Those who disagree with Trevor (and others who think like him) don’t want to move, and I agree. Moving suggests that where we currently stand is a problem. Why do we have to continue accommodating a system that clearly devalues the labels it has purposely assigned to us. Black, negro, minority, white, and majority are not "middle" descriptors. Lives and labels matter. We are not lower or lesser despite these labels and, like Trevor, there’s nowhere for us to go.

What "middle" is he talking about?

So, once again, who is he talkin’ to?

Finally, I disagree that divided people are easier to rule—and I disagree in a meteoric way. The idea that division is a problem just lulls us into a deeper sleep. Division is not the problem, and there is no way to solve a problem where it isn’t. I just said I (as a black woman) don’t have to move because I and where I am, are not the problem.

Well, white people don’t have to move either because they are exactly where black people are. White people are not better, worse, supreme, or inferior to black people in any way whatsoever. Nothing that white people lose or accumulate makes them lesser or better.  Nothing about white people increases or diminishes their value in this world.  


Every single being who identifies as a 'white person' is fully aware of the reality that he or she is what he or she calls a 'black person'. The same applies to black people. We are those we call 'white people'. 


As a very quick example, look at your sense of touch. The value, significance or strength of the touch sensation does not change based on which continent you were born, how much money you have, or how much melanin you have in your skin, hair, and eyes. Labels of black and white have no impact on your senses, or on how you are formed in the womb.  Black and white as points of value are not the mystery ingredients that get thrown in as your spinal column and neurons are growing in this wholly organic process of development.

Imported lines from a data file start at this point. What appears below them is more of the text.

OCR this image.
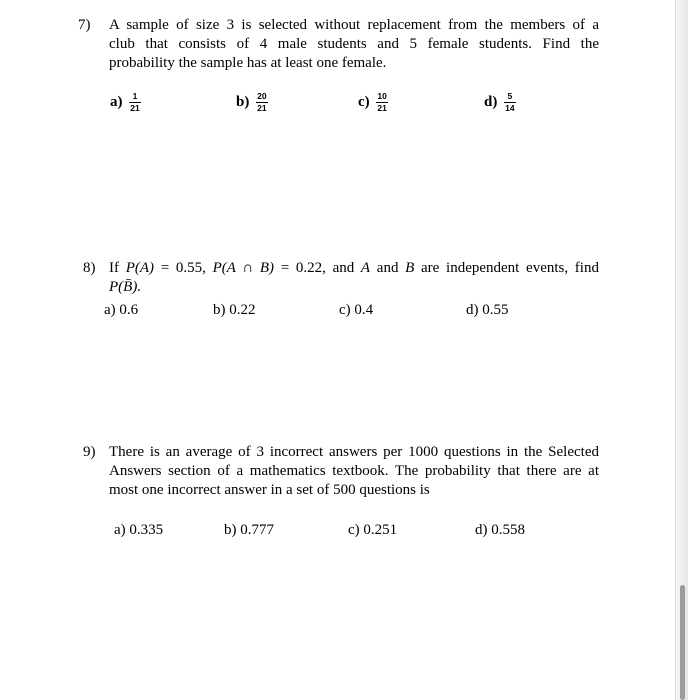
7) A sample of size 3 is selected without replacement from the members of a
club that consists of 4 male students and 5 female students. Find the
probability the sample has at least one female.
$a) \frac{1}{21}$	$b) \frac{20}{21}$	$c) \frac{10}{21}$	$d) \frac{5}{14}$
8) If P(A) = 0.55, P(A ∩ B) = 0.22, and A and B are independent events, find
P(B̄).
a) 0.6	b) 0.22	c) 0.4	d) 0.55
9) There is an average of 3 incorrect answers per 1000 questions in the Selected
Answers section of a mathematics textbook. The probability that there are at
most one incorrect answer in a set of 500 questions is
a) 0.335	b) 0.777	c) 0.251	d) 0.558
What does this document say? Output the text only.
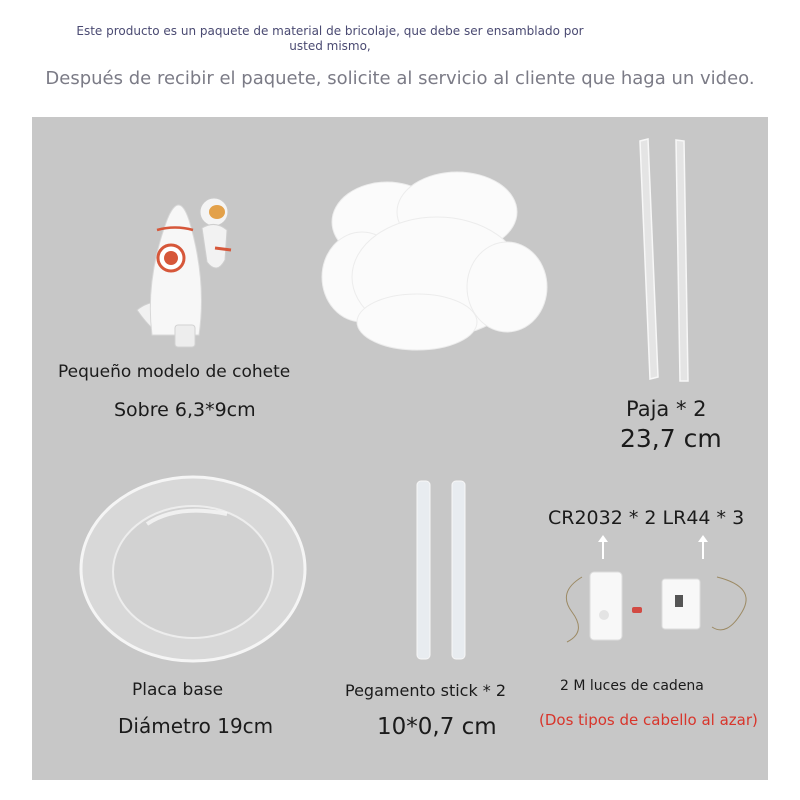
Este producto es un paquete de material de bricolaje, que debe ser ensamblado por
usted mismo,
Después de recibir el paquete, solicite al servicio al cliente que haga un video.
Pequeño modelo de cohete
Sobre 6,3*9cm	Paja * 2
23,7 cm
Placa base
Diámetro 19cm
Pegamento stick * 2
10*0,7 cm
CR2032 * 2 LR44 * 3
2 M luces de cadena
(Dos tipos de cabello al azar)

"Black" and "White" are, woo, pseudoscientific, imaginary ideas that we give substance and validity to.  You have to be here before black and white so that should tell you how dependent those inorganic labels are on our belief in them. It's important that we get this. 

Yes, we treat each other like shit, and we'll continue to be shitty to each other, but if we can start at the shared, obvious idea that no human holds more value than another, we see that the 'division' we debate, fight, and die over is not the problem.  


From this undivided, shared idea, the problem is our inability to see what the problem is. From this place on the ground, and out of our imagination where we are clearly not divided, we see that we cannot see what the problem is because we are blinded by the very thing that has convinced us of this imaginary hierarchy of humanity. We are blinded by sight.  What we think we know is the veil over what requires no knowledge at all. It’s the painfully obvious that we refuse to look at. And we will never see the problem while pretending to have our eyes closed. 


And the solution to that problem…just look. How do we look? Stop pretending we can't see.

That’s it.

It's from this undivided obviousness that we can look at the justice system, housing, the financial and job markets, schools, our relationship with foreign countries and other areas that we've effed up, believing in this idea of value and worth according to skin color, and find undivided solutions that align with reality.